― É como se a negativa pudesse desbundar a cara de bunda delas ― Liam completa.

― Desbundar? Essa palavra nem existe.

― Leite desnatado também não existia, até Shakes inventar a expressão. ― Não sou capaz de disfarçar o espanto. No entanto, não é a informação que me choca, mas o fato de Liam conhecê-la. Todo mundo sabe que ele odeia Literatura, principalmente as merdas do Shakes, que é como ele se refere a Shakespeare. ― Qual é, cara de bunda, você não foi a única a herdar os bons genes da mamãe.

― Eu não disse nada.

― Mas pensou: Liam, o idiota da família, o caso perdido.

― Eu não te acho idiota, nem um pouco, menos ainda um caso perdido. É o único a pensar isso de si mesmo ― digo, observando seu sorriso se converter em uma expressão ininteligível através do retrovisor.

Há um minuto de silêncio, então Liam diz:

― O pai acha que está na hora de eu sair de casa.

A informação me pega de surpresa. Com um movimento volto a aproximar o queixo do banco, os olhos arregalados prestes a saltarem das cavidades.

― Mas mal completou dezoito anos.

― Não acho que ele se importe.

― E a mamãe, o que ela acha disso?

― Não faço ideia.

― Pra onde você iria? Quer dizer, você nem tem uma renda fixa.

― Se dependesse dele, pro inferno ― Liam dá outro de seus sorrisinhos, pra disfarçar, mas a mágoa em suas palavras evidencia o quanto a admissão disso lhe custou. ― Na boa, às vezes eu acho que o velho me odeia, e o pior é que eu nem sei porque. Mas também já nem me importo... Com o tempo muita coisa que era importante deixa de importar.
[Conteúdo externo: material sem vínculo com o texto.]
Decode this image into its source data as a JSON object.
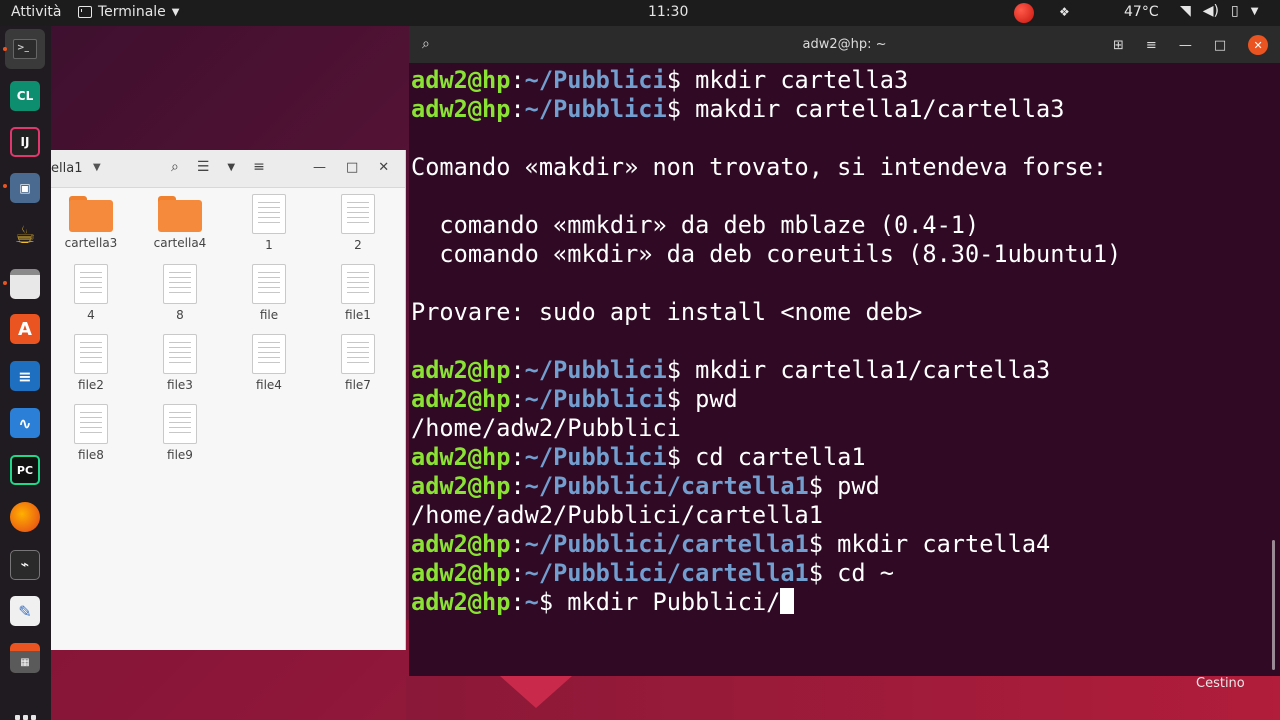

A gente cansa de procurar porquês e aceita que para algumas coisas não existe explicação, elas são como são e que se dane. É uma lição que cedo ou tarde todo mundo aprende. Quer dizer, se alguém quer te mandar para o inferno, tudo que precisa fazer é se certificar de arrastar o infeliz junto.

― É isso que está fazendo, tentando arrastar o papai com você?

― Talvez.

― Liam, eu entendo que as coisas estejam difíceis e sei que o relacionamento de vocês não anda bem há tempos, mas o papai ama você, independente do que tenha acontecido ele...
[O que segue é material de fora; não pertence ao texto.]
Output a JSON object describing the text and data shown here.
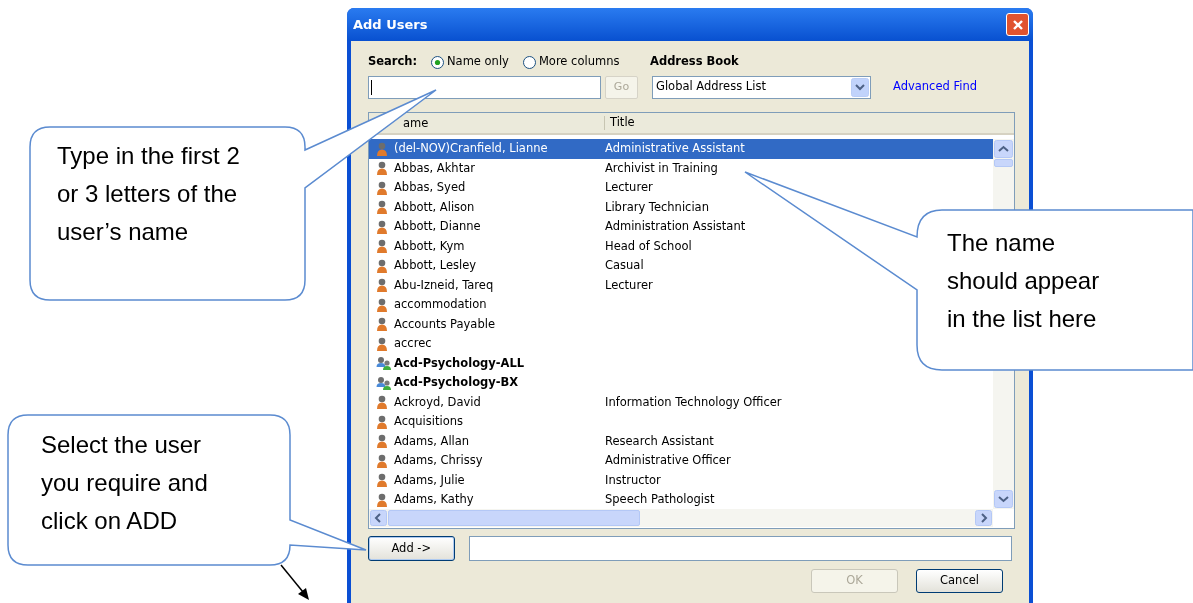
{
  "window": {
    "title": "Add Users"
  },
  "search": {
    "label": "Search:",
    "options": [
      {
        "label": "Name only",
        "selected": true
      },
      {
        "label": "More columns",
        "selected": false
      }
    ],
    "go_button": "Go",
    "go_disabled": true
  },
  "address_book": {
    "label": "Address Book",
    "value": "Global Address List",
    "advanced_find": "Advanced Find"
  },
  "table": {
    "columns": [
      "ame",
      "Title"
    ],
    "rows": [
      {
        "kind": "user",
        "name": "(del-NOV)Cranfield, Lianne",
        "title": "Administrative Assistant",
        "selected": true
      },
      {
        "kind": "user",
        "name": "Abbas, Akhtar",
        "title": "Archivist in Training",
        "selected": false
      },
      {
        "kind": "user",
        "name": "Abbas, Syed",
        "title": "Lecturer",
        "selected": false
      },
      {
        "kind": "user",
        "name": "Abbott, Alison",
        "title": "Library Technician",
        "selected": false
      },
      {
        "kind": "user",
        "name": "Abbott, Dianne",
        "title": "Administration Assistant",
        "selected": false
      },
      {
        "kind": "user",
        "name": "Abbott, Kym",
        "title": "Head of School",
        "selected": false
      },
      {
        "kind": "user",
        "name": "Abbott, Lesley",
        "title": "Casual",
        "selected": false
      },
      {
        "kind": "user",
        "name": "Abu-Izneid, Tareq",
        "title": "Lecturer",
        "selected": false
      },
      {
        "kind": "user",
        "name": "accommodation",
        "selected": false
      },
      {
        "kind": "user",
        "name": "Accounts Payable",
        "selected": false
      },
      {
        "kind": "user",
        "name": "accrec",
        "selected": false
      },
      {
        "kind": "group",
        "name": "Acd-Psychology-ALL",
        "selected": false
      },
      {
        "kind": "group",
        "name": "Acd-Psychology-BX",
        "selected": false
      },
      {
        "kind": "user",
        "name": "Ackroyd, David",
        "title": "Information Technology Officer",
        "selected": false
      },
      {
        "kind": "user",
        "name": "Acquisitions",
        "selected": false
      },
      {
        "kind": "user",
        "name": "Adams, Allan",
        "title": "Research Assistant",
        "selected": false
      },
      {
        "kind": "user",
        "name": "Adams, Chrissy",
        "title": "Administrative Officer",
        "selected": false
      },
      {
        "kind": "user",
        "name": "Adams, Julie",
        "title": "Instructor",
        "selected": false
      },
      {
        "kind": "user",
        "name": "Adams, Kathy",
        "title": "Speech Pathologist",
        "selected": false
      }
    ]
  },
  "add_button": "Add ->",
  "buttons": [
    {
      "label": "OK",
      "disabled": true
    },
    {
      "label": "Cancel",
      "disabled": false
    }
  ],
  "callouts": [
    {
      "text": "Type in the first 2 or 3 letters of the user’s name"
    },
    {
      "text": "The name should appear in the list here"
    },
    {
      "text": "Select the user you require and click on ADD"
    }
  ]
}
― Esse papo de novo não ― Franzindo as sobrancelhas, ele desvia o olhar do meu. ― Deixa pra lá, tá legal? Esquece. Nem sei porque te falei isso, você é a maior puxa saco do velho.

― Não sou nada ― defendo-me.

― Tá bom que não.

― Está sendo injusto.

― E você idiota. O pai não é perfeito, cara de bunda, ele também ferra a porra toda às vezes. Eu não ligo se ele me quer vivo ou morto, pra mim tanto faz, como eu disse, deixei de me importar faz tempo, mas quero saber porque ele me odeia, onde eu errei. Ele nunca foi um exemplo de pai, mas...

― Não é verdade.

― Negar os fatos não fará com que eles desapareçam. Ele era sim um pai de merda, pelo menos pra mim, sempre foi, mas as coisas estão insuportáveis agora. Sinto que até a minha respiração o incomoda. ― Liam espalma o volante, o ar saindo com tudo dos pulmões quando ele expira. ― E porra, eu quero saber o motivo, afinal eu também sou filho dele.

Tento tocar o ombro de Liam, porém ele se esquiva.

Tenho vontade de chorar e me sinto péssima por não saber o que dizer. Ele pode continuar repetindo o quanto quiser que não se importa, mas a tristeza em sua voz o entrega. De repente, só quero abraçar meu irmão, convencê-lo de que está errado e garantir que tudo ficará bem. Mas então me lembro dos meus cartões de Natal, os quais papai mantém como tesouros, e dos de Liam, que nunca consegui encontrar, mesmo depois de chafurdar toda a nossa propriedade, e meu coração fica pequeno.